This Year's Model: Fashion, Media, and the Making of Glamour

By Elizabeth A. Wissinger | Go to book overview

6
The Job
Nice Work If You Can Get It

Looking in from the outside, the job of modeling seems fairly simple: Basically it’s just smiling for the camera, right? In reality the work is a bit more involved than that. According to Title 2, Section 511 (i, ii), of the New York Labor and Compensation Law, a professional model is someone who

performs modeling services for; or consents in writing to the transfer
of his or her exclusive legal right to the use of his or her name, portrait,
picture or image, for advertising purposes or for the purposes of trade.1

He or she will transfer the right to their image “directly to a retail store, manufacturer, an advertising agency, a photographer, or a publishing company” who will dictate the models’ “assignments, hours of work or performance locations.” The model is compensated in return for a “waiver of his or her privacy rights.”2

This last item is especially interesting to consider. After the explosion of pathways for image distribution brought on by the age of the blink, models basically lost all rights to privacy. Prior to the onset of blink technologies, the model’s life or image off the runway was legally her own.
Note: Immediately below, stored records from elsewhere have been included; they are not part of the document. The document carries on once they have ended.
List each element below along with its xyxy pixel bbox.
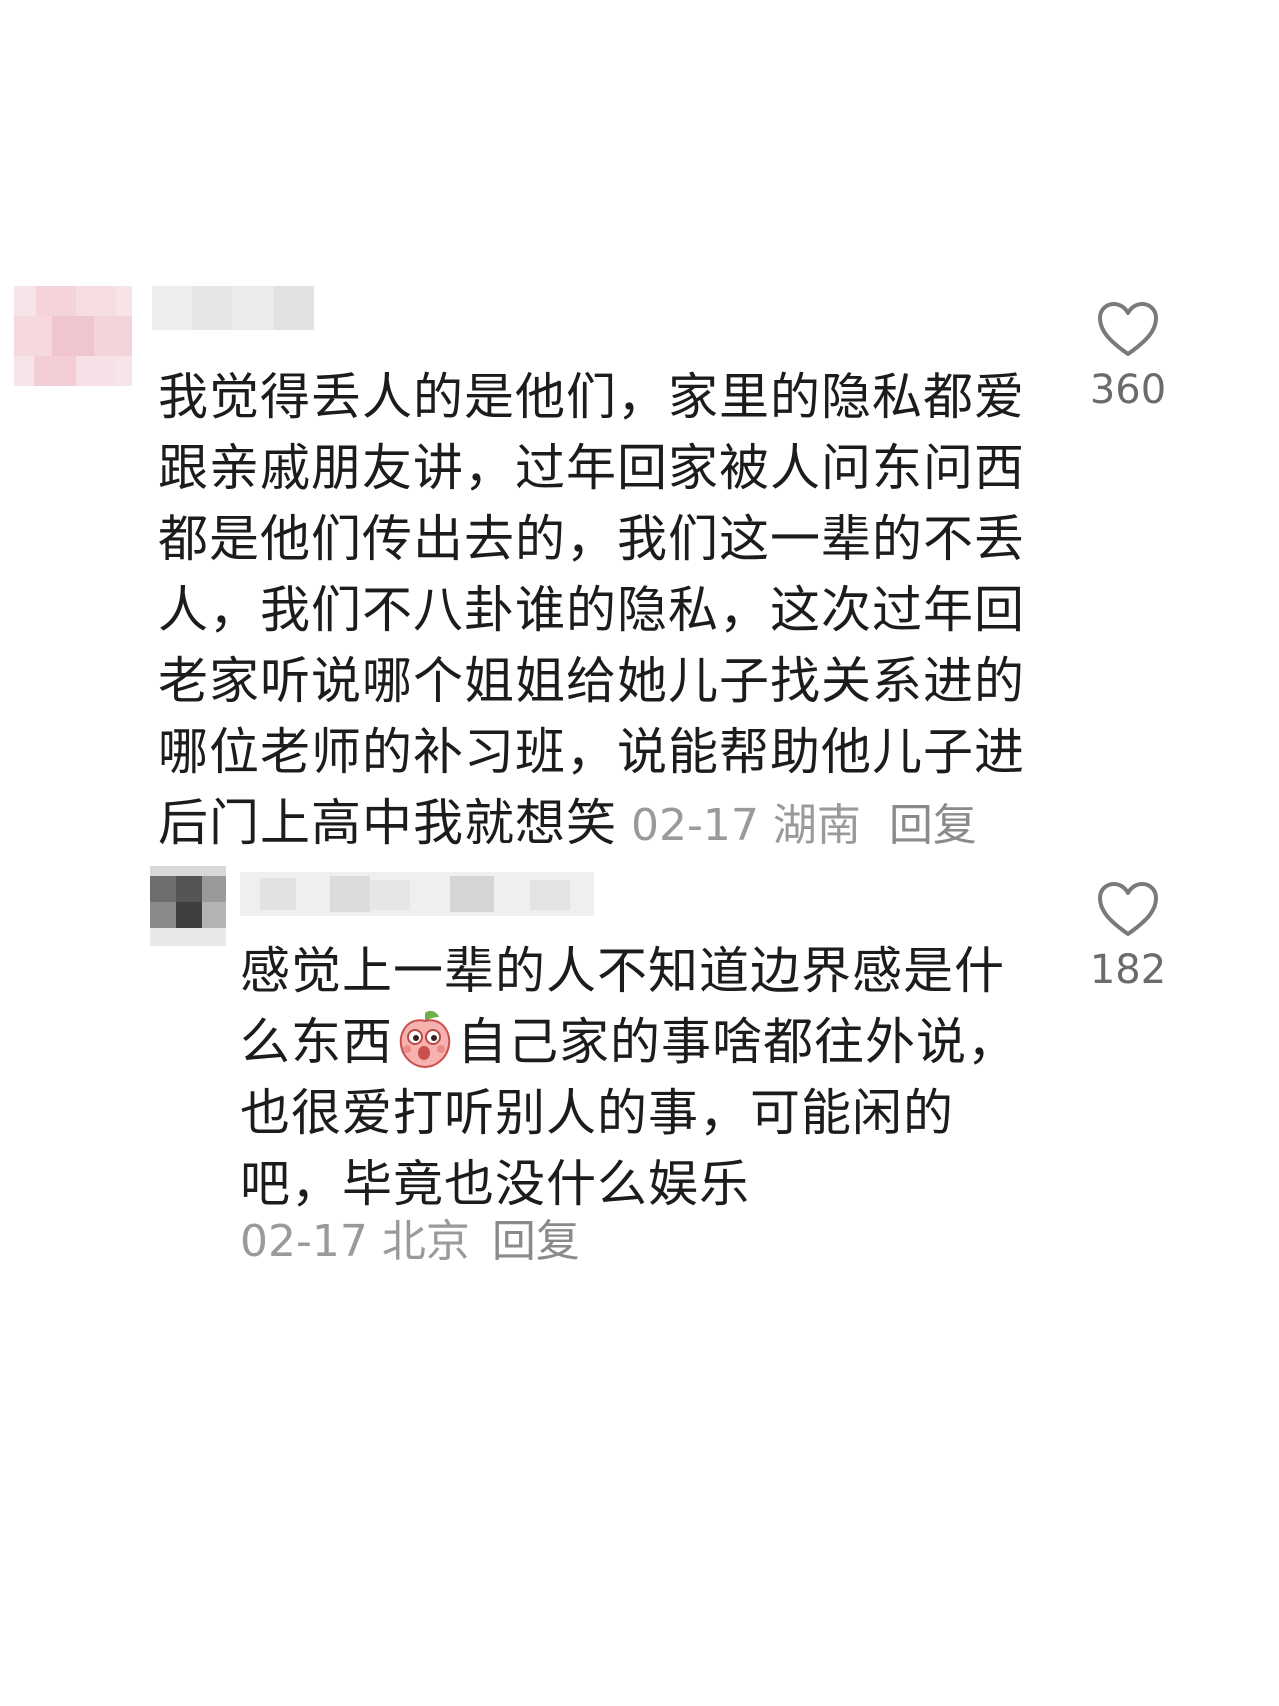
like-count: 182 <box>1089 947 1167 993</box>
reply-button[interactable]: 回复 <box>889 800 977 851</box>
avatar[interactable] <box>14 286 132 386</box>
heart-icon <box>1098 302 1158 356</box>
reply-text: 感觉上一辈的人不知道边界感是什么东西 自己家的事啥都往外说，也很爱打听别人的事，… <box>240 936 1030 1220</box>
like-count: 360 <box>1089 367 1167 413</box>
comment-body: 我觉得丢人的是他们，家里的隐私都爱跟亲戚朋友讲，过年回家被人问东问西都是他们传出… <box>158 368 1025 852</box>
reply-meta: 02-17 北京 回复 <box>240 1212 580 1272</box>
reply-button[interactable]: 回复 <box>492 1216 580 1267</box>
heart-icon <box>1098 882 1158 936</box>
avatar[interactable] <box>150 866 226 946</box>
reply-location: 北京 <box>381 1216 470 1267</box>
username[interactable] <box>152 286 314 330</box>
comment-location: 湖南 <box>772 800 861 851</box>
comment-meta: 02-17 湖南 回复 <box>617 800 977 851</box>
reply-date: 02-17 <box>240 1216 368 1267</box>
like-button[interactable]: 182 <box>1068 880 1188 994</box>
like-button[interactable]: 360 <box>1068 300 1188 414</box>
peach-emoji-icon <box>399 1010 451 1069</box>
comment-date: 02-17 <box>631 800 759 851</box>
comment-text: 我觉得丢人的是他们，家里的隐私都爱跟亲戚朋友讲，过年回家被人问东问西都是他们传出… <box>158 362 1038 861</box>
username[interactable] <box>240 872 594 916</box>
The job description specifically delineated the “services” in question as “the appearance by a professional model in photographic sessions or the engagement of such model in live, filmed or taped modeling performance for remuneration.”3 As the Internet and social media became major players in social life, however, compensation demanded waiving privacy rights, which broke the job wide open, a crucial point that speaks to the development of glamour labor into the kind of all-encompassing immaterial and affective work it has become in the digital age.